Kay Stanney (NAE) is the chief executive officer and the founder of Design Interactive, Inc., a small business focused on empowering people with innovative technology. She is recognized as a leader in eXtended Reality (XR) systems, especially as related to human performance, cybersickness, and training solutions. Her research has influenced the design of current generation XR headsets, Universal Studios and Disney immersive experiences,
Chevron, ExxonMobil, and Procter & Gamble human-system solutions, as well as numerous military XR systems. In 2019, she was inducted into the National Academy of Engineering for her contributions to human factors engineering through virtual reality technology and strategic leadership. In recognition of her impact on the XR field, Stanney was inducted into the inaugural 2022 class of the Institute of Electrical and Electronics Engineers Virtual Reality Academy. Previously, she spent 3 years at Intel Corporation and 15 years as a professor of industrial engineering at the University of Central Florida. Stanney served from 1996 to 1997 as a member of a previous Transportation Research Board committee to study the Federal Aviation Admininstration’s methodologies for estimating air traffic controller staffing standards. She received a BS in industrial engineering from State University of New York at Buffalo and earned her MS and PhD in industrial engineering from Purdue University.

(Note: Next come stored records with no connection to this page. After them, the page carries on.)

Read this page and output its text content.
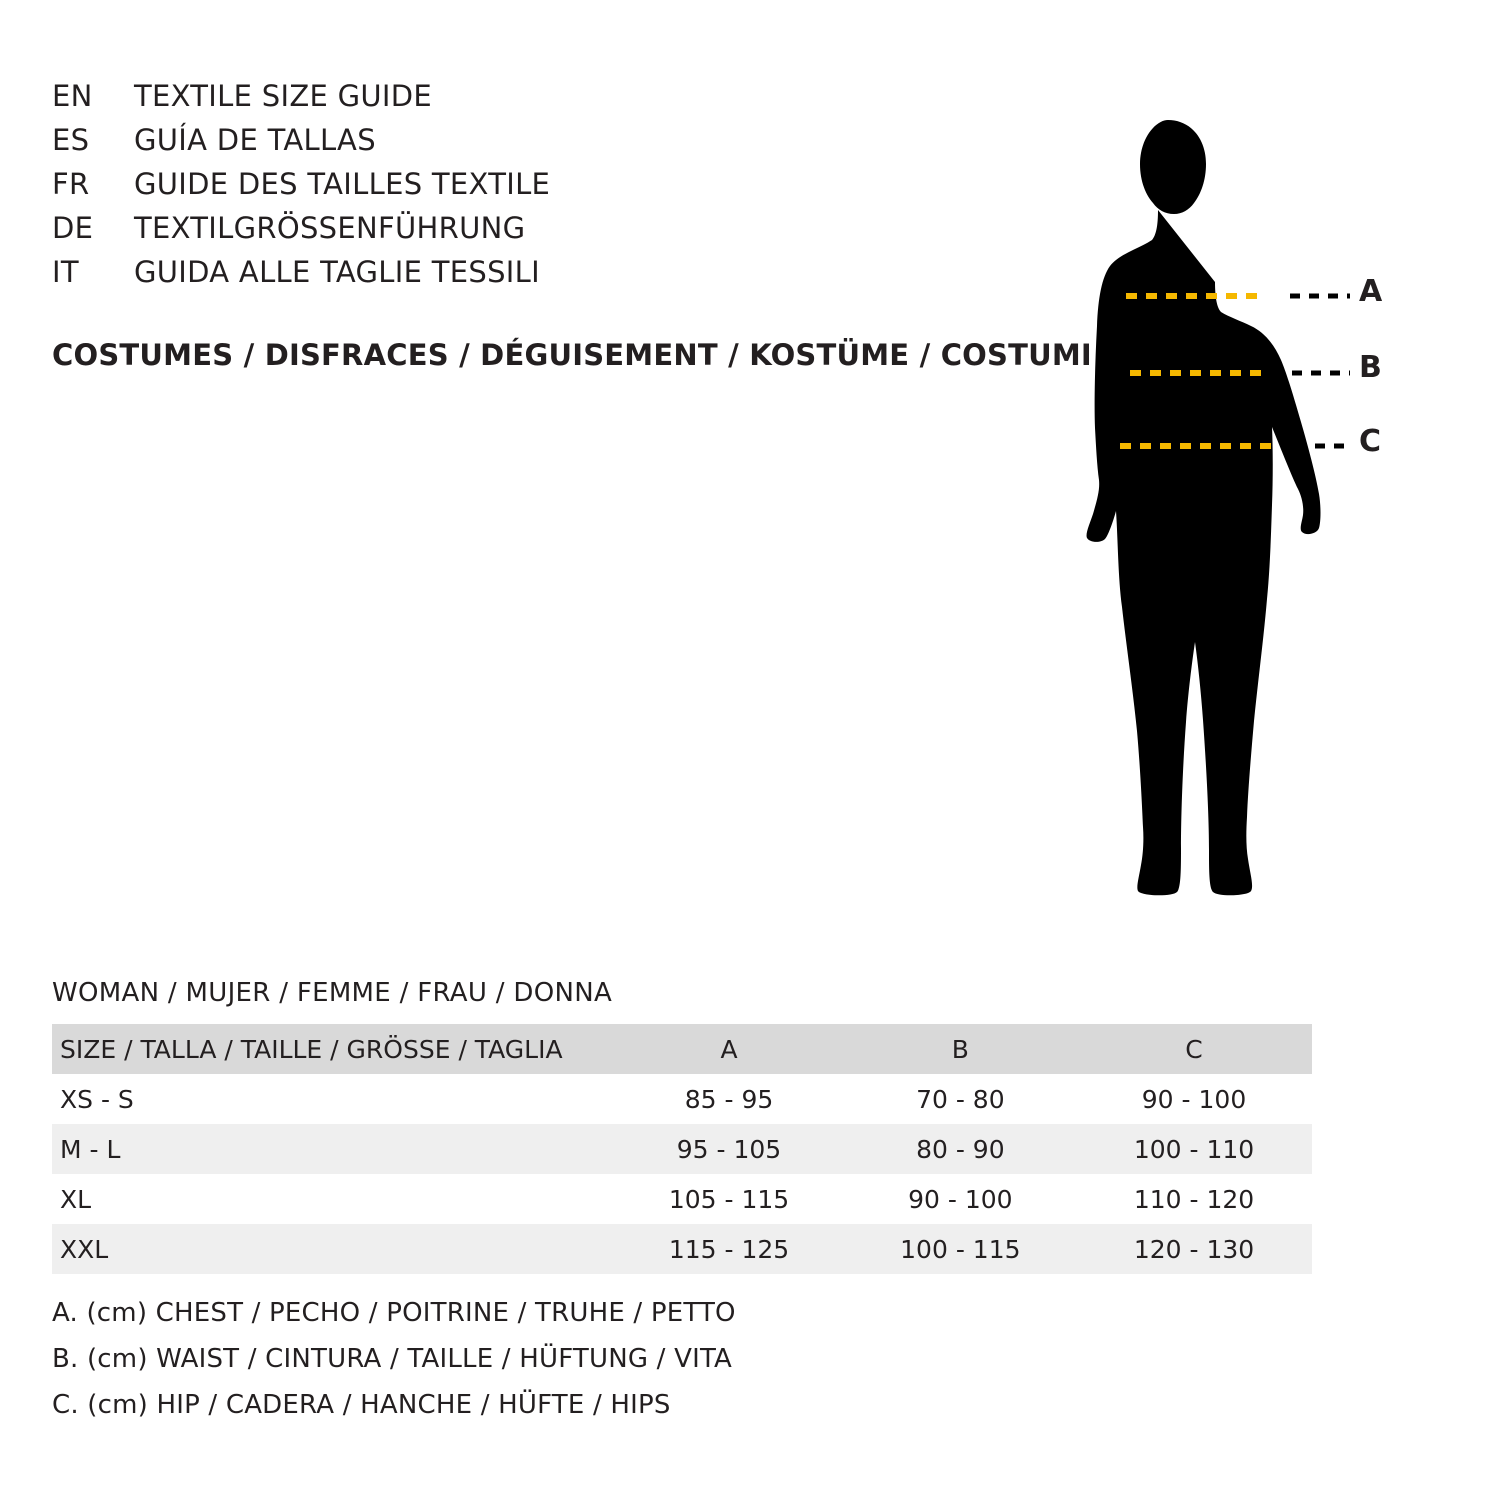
EN	TEXTILE SIZE GUIDE
ES	GUÍA DE TALLAS
FR	GUIDE DES TAILLES TEXTILE
DE	TEXTILGRÖSSENFÜHRUNG
IT	GUIDA ALLE TAGLIE TESSILI
COSTUMES / DISFRACES / DÉGUISEMENT / KOSTÜME / COSTUMI
A
B
C
WOMAN / MUJER / FEMME / FRAU / DONNA
SIZE / TALLA / TAILLE / GRÖSSE / TAGLIA	A	B	C
XS - S	85 - 95	70 - 80	90 - 100
M - L	95 - 105	80 - 90	100 - 110
XL	105 - 115	90 - 100	110 - 120
XXL	115 - 125	100 - 115	120 - 130
A. (cm) CHEST / PECHO / POITRINE / TRUHE / PETTO
B. (cm) WAIST / CINTURA / TAILLE / HÜFTUNG / VITA
C. (cm) HIP / CADERA / HANCHE / HÜFTE / HIPS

John S. Strong is the CSX Professor of Finance and Economics at the Raymond A. Mason School of Business at the College of William & Mary. He was a National Science Foundation Graduate Fellow and a Fulbright Scholar. Strong has expertise in the financial and economic analysis of air navigation systems and policy. He has co-authored books on airline deregulation, aviation safety, transport in the former Soviet Union, transport regulation, and air navigation. He has published journal articles and monographs on transport infrastructure, regulation and liberalization, transport safety, and railroad operations and governance. He has worked on transport sector projects for multilateral financial institutions and for the U.S. Department of Transportation and the Government Accountability Office. He served as a consultant to the Transportation Research Board committee on airline deregulation and as a committee member on truck size and weight regulation. He received his MPP and PhD from Harvard and his undergraduate degree from Washington & Lee.